La Banque de France a relevé les taux d’usure pour le premier trimestre 2026. Un signal de plus d’un marché du crédit qui s’installe durablement au-dessus de 3 %.
A combien allez-vous pouvoir emprunter en 2026 ? Selon de nombreux professionnels, les taux d’intérêt des crédits immobiliers pourraient bien grimper, lentement mais sûrement, en cette nouvelle année. Pour protéger les emprunteurs, la Banque de France impose les taux maximums que peuvent pratiquer les banques : les taux d’usure. Chaque trimestre, ces derniers sont réajustés par l’institution. Pour le début de l’année 2026, les nouveaux barèmes sont tombés, et ils sont en hausse pour les prêts de longue durée.
Au premier trimestre 2026, pour un prêt immobilier à taux fixe d’une durée comprise entre 10 et 20 ans, les taux d’intérêt ne peuvent pas dépasser 4,59 %, un niveau en léger repli. En revanche, au-delà de 20 ans, le taux d’usure se situe désormais à 5,13 %, contre 5,09 % au dernier trimestre 2025. Les taux d’usure incluent l’ensemble des frais annexes dans leur calcul, notamment les frais de dossier et d’assurance emprunteur.

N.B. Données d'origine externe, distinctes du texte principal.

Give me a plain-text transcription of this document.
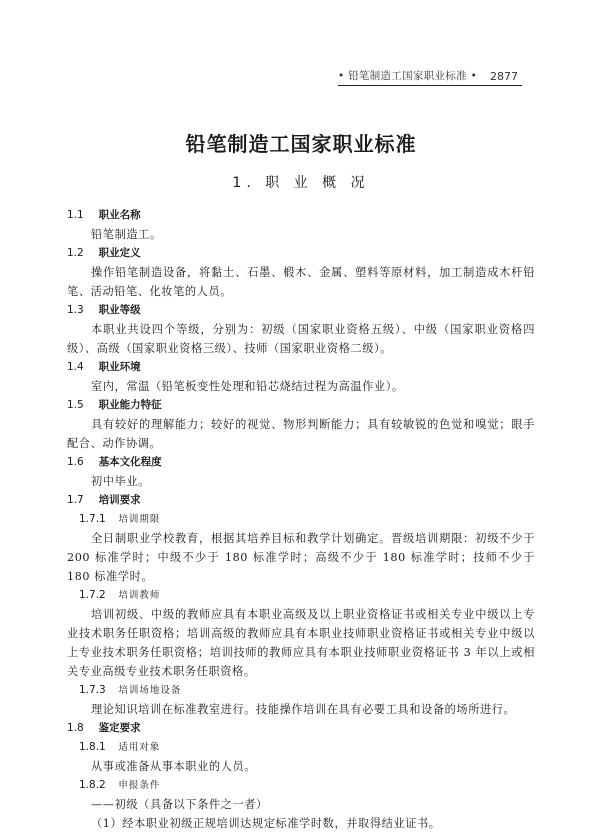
• 铅笔制造工国家职业标准 •	2877
铅笔制造工国家职业标准
1. 职 业 概 况
1.1 职业名称
铅笔制造工。
1.2 职业定义
操作铅笔制造设备，将黏土、石墨、椴木、金属、塑料等原材料，加工制造成木杆铅笔、活动铅笔、化妆笔的人员。
1.3 职业等级
本职业共设四个等级，分别为：初级（国家职业资格五级）、中级（国家职业资格四级）、高级（国家职业资格三级）、技师（国家职业资格二级）。
1.4 职业环境
室内，常温（铅笔板变性处理和铅芯烧结过程为高温作业）。
1.5 职业能力特征
具有较好的理解能力；较好的视觉、物形判断能力；具有较敏锐的色觉和嗅觉；眼手配合、动作协调。
1.6 基本文化程度
初中毕业。
1.7 培训要求
1.7.1 培训期限
全日制职业学校教育，根据其培养目标和教学计划确定。晋级培训期限：初级不少于 200 标准学时；中级不少于 180 标准学时；高级不少于 180 标准学时；技师不少于 180 标准学时。
1.7.2 培训教师
培训初级、中级的教师应具有本职业高级及以上职业资格证书或相关专业中级以上专业技术职务任职资格；培训高级的教师应具有本职业技师职业资格证书或相关专业中级以上专业技术职务任职资格；培训技师的教师应具有本职业技师职业资格证书 3 年以上或相关专业高级专业技术职务任职资格。
1.7.3 培训场地设备
理论知识培训在标准教室进行。技能操作培训在具有必要工具和设备的场所进行。
1.8 鉴定要求
1.8.1 适用对象
从事或准备从事本职业的人员。
1.8.2 申报条件
——初级（具备以下条件之一者）
（1）经本职业初级正规培训达规定标准学时数，并取得结业证书。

S’ils servent de plafond pour les banques, les taux d’usure ne correspondent pas aux taux pratiqués. Au dernier trimestre 2025, les établissements de crédit prêtaient, en moyenne, à un taux de 3,85 %. Pour cause, le taux d’usure est calculé en fonction des taux effectifs pratiqués par les banques lors du trimestre précédent. En 2023, lorsque les taux des prêts immobiliers sont remontés en flèche, la Banque de France avait fait le choix de modifier les taux d’usure tous les mois, au lieu de tous les trimestres, afin d’éviter un « effet ciseaux », bloquant les dossiers de nombreux emprunteurs. Si cette mensualisation exceptionnelle n’est plus en vigueur aujourd’hui, une hausse des taux des crédits immobiliers semble très probable pour l’année 2026.
D’après les barèmes du mois de janvier, les taux augmentent d’ailleurs en moyenne de 0,10 point, selon le courtier VousFinancer. « Dans un contexte de forte concurrence interbancaire et d’objectifs de production de crédits élevés en 2026, ces hausses devraient rester limitées et les taux attractifs au moins durant les premiers mois de l’année », nuance Julie Bachet, directrice générale de VousFinancer, dans un communiqué. Pour le reste de l’année, l’optimisme est plus mesuré. « À ce stade, il n’y a pas de raison que les taux de crédit baissent à nouveau en 2026 », estime VousFinancer. Alors que l’inflation reste modérée, aucun signal ne laisse présager une nouvelle baisse des taux directeurs de la Banque centrale européenne (BCE) dans les prochains mois.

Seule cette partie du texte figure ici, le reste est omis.